A lot of this code :happyhans did. I found out the last two lines where we have a list of bookmarks and just need to find the “Edit” button to click.

What we see here is getting a list of bookmarkitems with getElementById limits our scope and returns a XULElement. Inside this Element, we have a list of “bookmark-item” classes which contain the bookmarks and the buttons to interact with them.

Since there is no ID on the bookmark-item, I query it with the getAnonymousElementByAttribute but here I start with my bookmark-items and look for a class named “bookmark-item”. This sound straightforward, but finding examples of other code to do this is not really possible.

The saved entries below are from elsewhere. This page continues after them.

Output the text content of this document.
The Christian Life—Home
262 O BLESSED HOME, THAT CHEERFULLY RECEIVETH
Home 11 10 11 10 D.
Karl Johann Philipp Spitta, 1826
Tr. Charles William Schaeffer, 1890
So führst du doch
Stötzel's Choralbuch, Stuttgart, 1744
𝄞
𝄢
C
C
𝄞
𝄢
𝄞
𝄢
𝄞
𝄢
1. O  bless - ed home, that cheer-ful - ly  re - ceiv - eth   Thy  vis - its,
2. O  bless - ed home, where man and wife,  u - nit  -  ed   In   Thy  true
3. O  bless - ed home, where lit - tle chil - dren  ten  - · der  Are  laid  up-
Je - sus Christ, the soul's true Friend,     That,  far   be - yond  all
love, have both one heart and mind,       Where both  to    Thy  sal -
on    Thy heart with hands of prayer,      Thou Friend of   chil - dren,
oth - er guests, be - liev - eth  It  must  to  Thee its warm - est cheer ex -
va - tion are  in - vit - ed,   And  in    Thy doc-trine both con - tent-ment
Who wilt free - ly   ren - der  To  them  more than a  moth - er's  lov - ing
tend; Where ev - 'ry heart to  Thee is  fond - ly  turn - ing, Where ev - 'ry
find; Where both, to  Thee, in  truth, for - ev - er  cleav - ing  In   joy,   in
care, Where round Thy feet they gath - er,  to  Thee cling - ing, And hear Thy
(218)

Lastly, I took the bookmark-item (which defaults to the first item) and search for the “edit-button” as it has a “anonid”. I found out all of this information using the DOM Inspector (once mfinkle helped me use it properly).

So that is the basics. This code needs some real love to make it work with a specific title or URI instead of defaulting to the first item in the list. Knowing what I do now gives me some confidence in being able to figure out how to solve other problems in the bookmark manager.